What helps is seeing an abstraction of the reward.
This would mean seeing a picture of the reward; or thinking about (in the case of marshmallows) clouds, or (in the case of pretzels) long sticks. This is subtle, but important; doing any of these is even better than completely distracting oneself from the reward. It's almost pornographic; you're entertaining yourself with abstractions of the thing, which is sufficiently interesting to you that you're not actually thinking about the real thing. (Virgins, start your laptops?)
The longest delay time (almost 17 minutes) occurred when suggested thoughts were also about [non-reward] objects but with regard to their arousing qualities (for example, children waiting for marshmallows who had been cued to think about the salty, crunchy taste of pretzels.)But it all comes down to distraction. In order to get the better, but delayed reward of two marshmallows, instead of just the immediate one, don't look at any of the marshmallows.

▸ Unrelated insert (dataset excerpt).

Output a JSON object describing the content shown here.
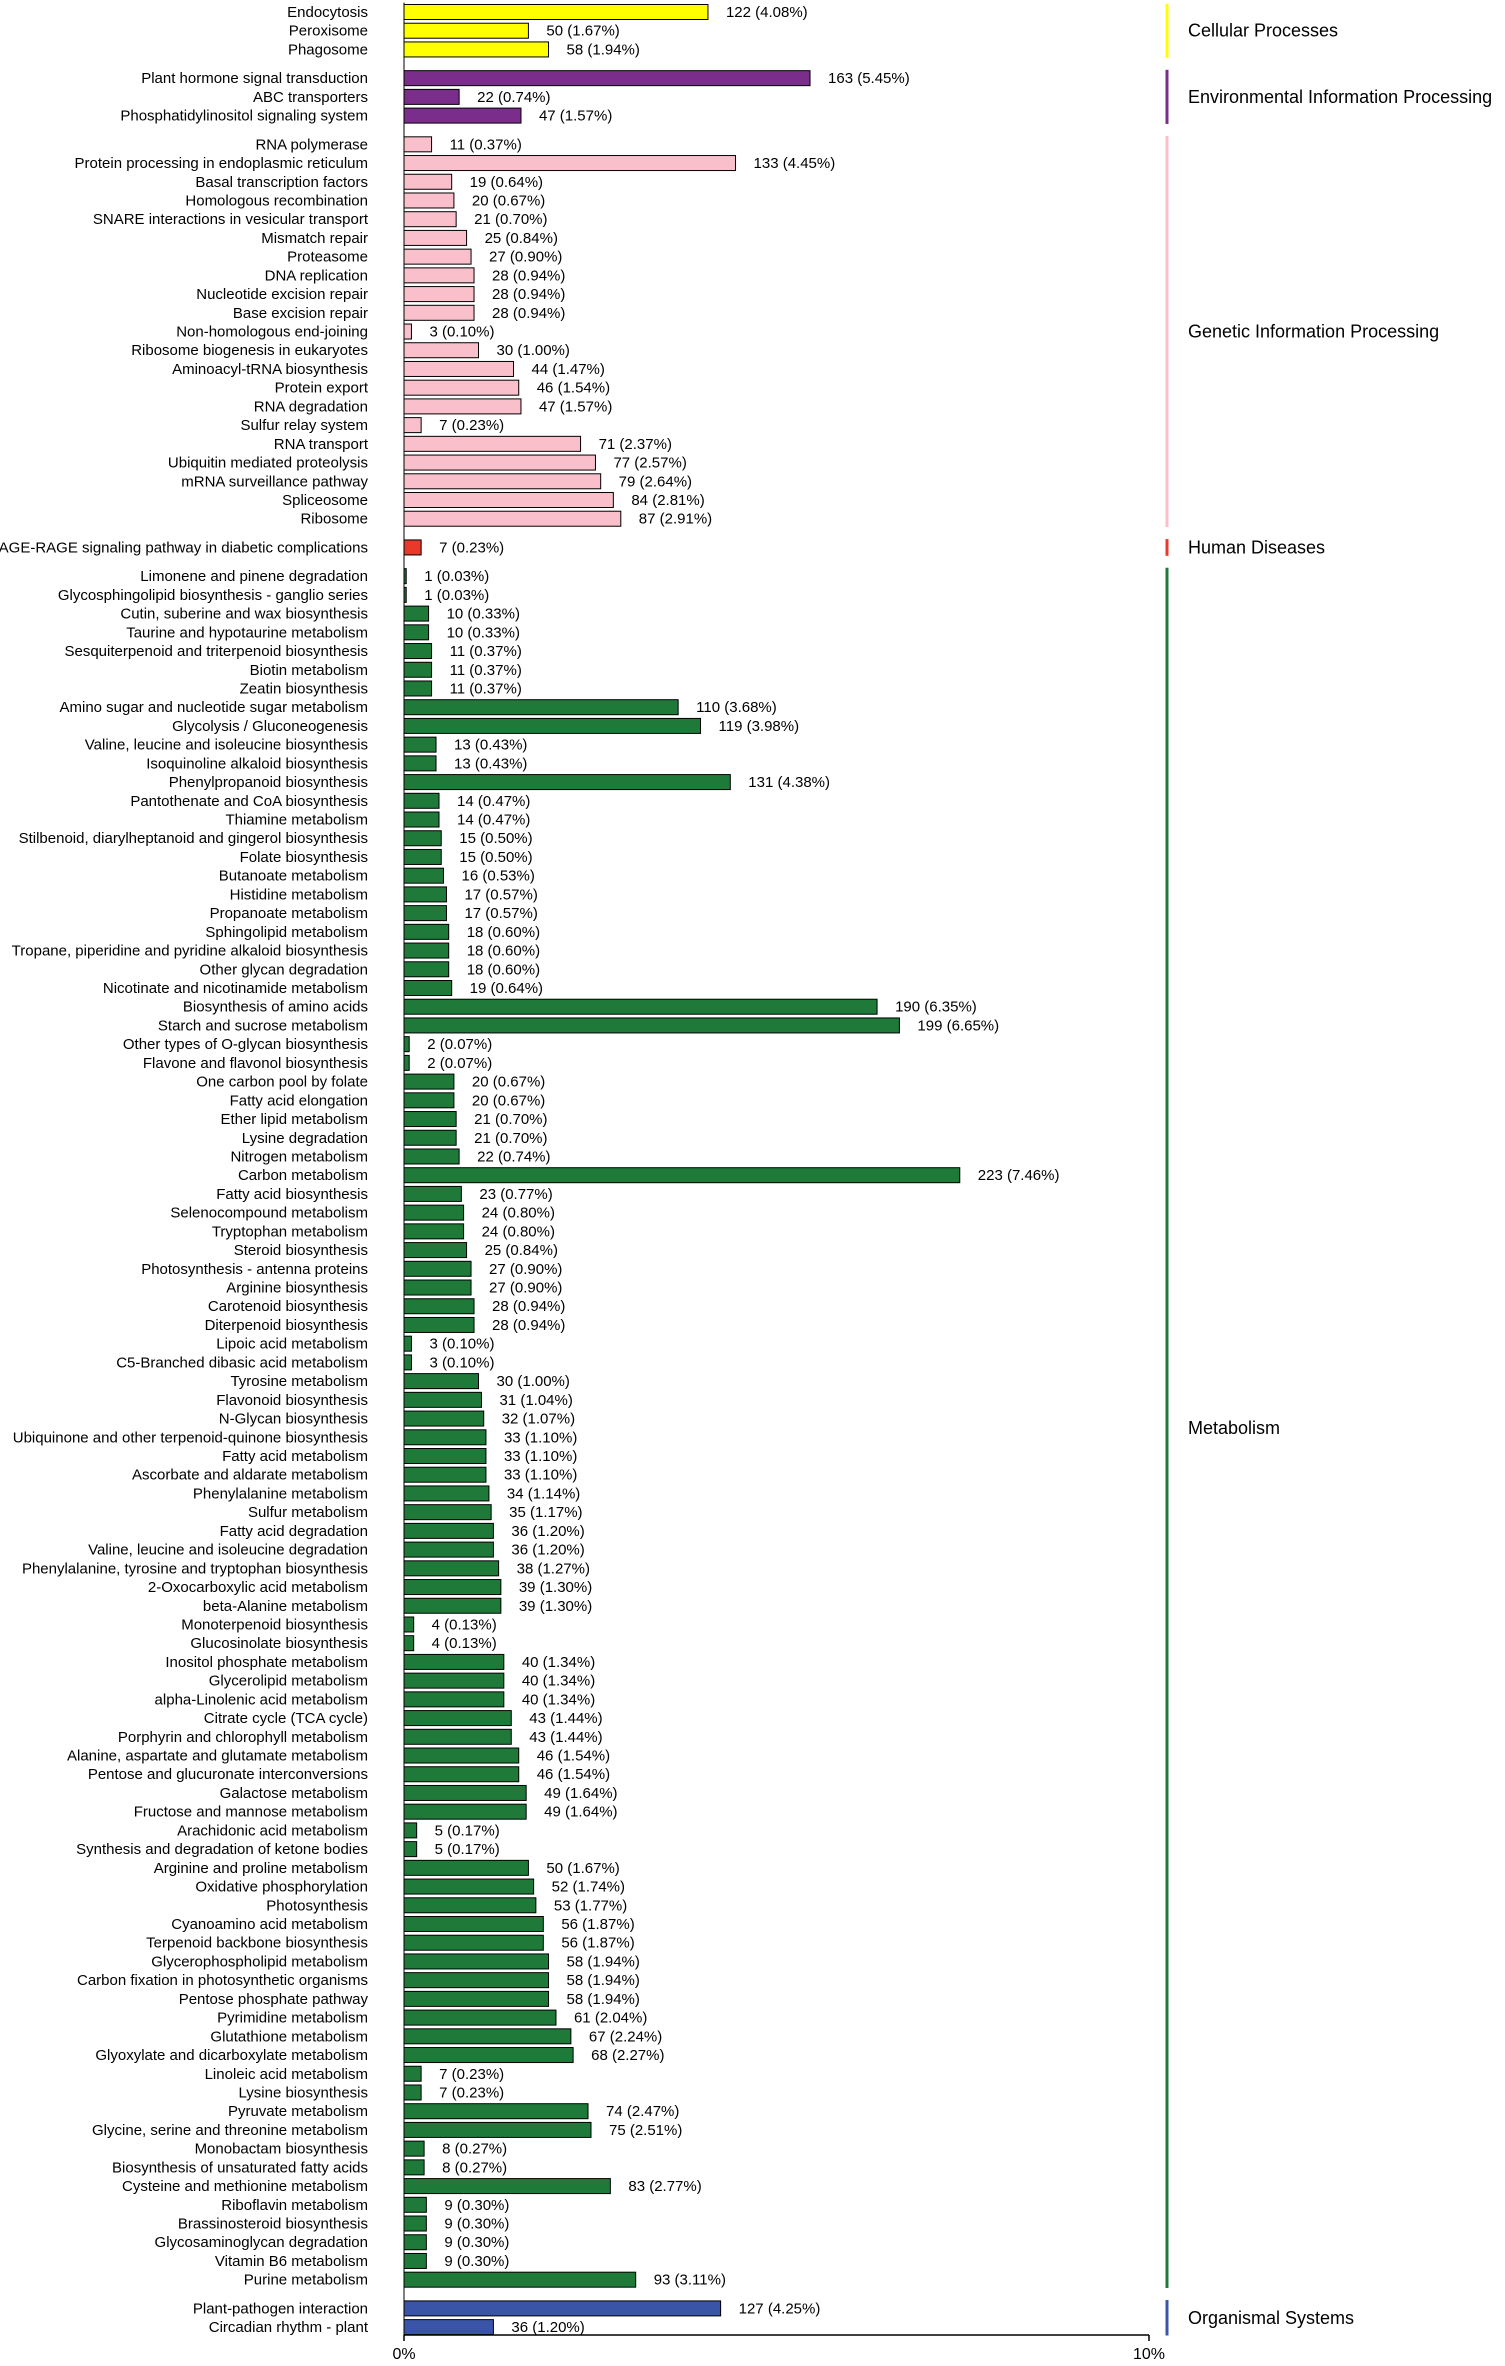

But then I had another thought: why doesn't the kid just eat all three marshmallows?
Think about this. The game here is to maximize the reward; the delay is specifically for that purpose, it serves no benefit in itself. A child looking at this scenario should be able to see that the choice is really between eating all of them vs. participating in some bizarre nonsense contrived by an adult that always results in getting only some of the marshmallows. Even a puma knows not to play this game.
Any kid who holds out for two isn't choosing two over one, but two later over all three now-- and that part isn't even conscious.
This means that the marshmallows are not the only motivators. There is a value to obedience, that exists in four year olds but not in pumas. This value may be less than the marshmallows, but it isn't negligible, it isn't even small. In fact, to some it is worth two marshmallows. and fifteen minutes of time.
Evolutionary psychology, economics, and behavior studies in general often fail to account for what may be an innate, or strongly socialized, motivating variable. "Rational people will seek to maximize their gain." Sure. Now define gain.
In many discussions about behavior and economics, we do not account for obedience and social pressure. This is a mistake, as it is evident that it is a highly significant, though invisible, determinant.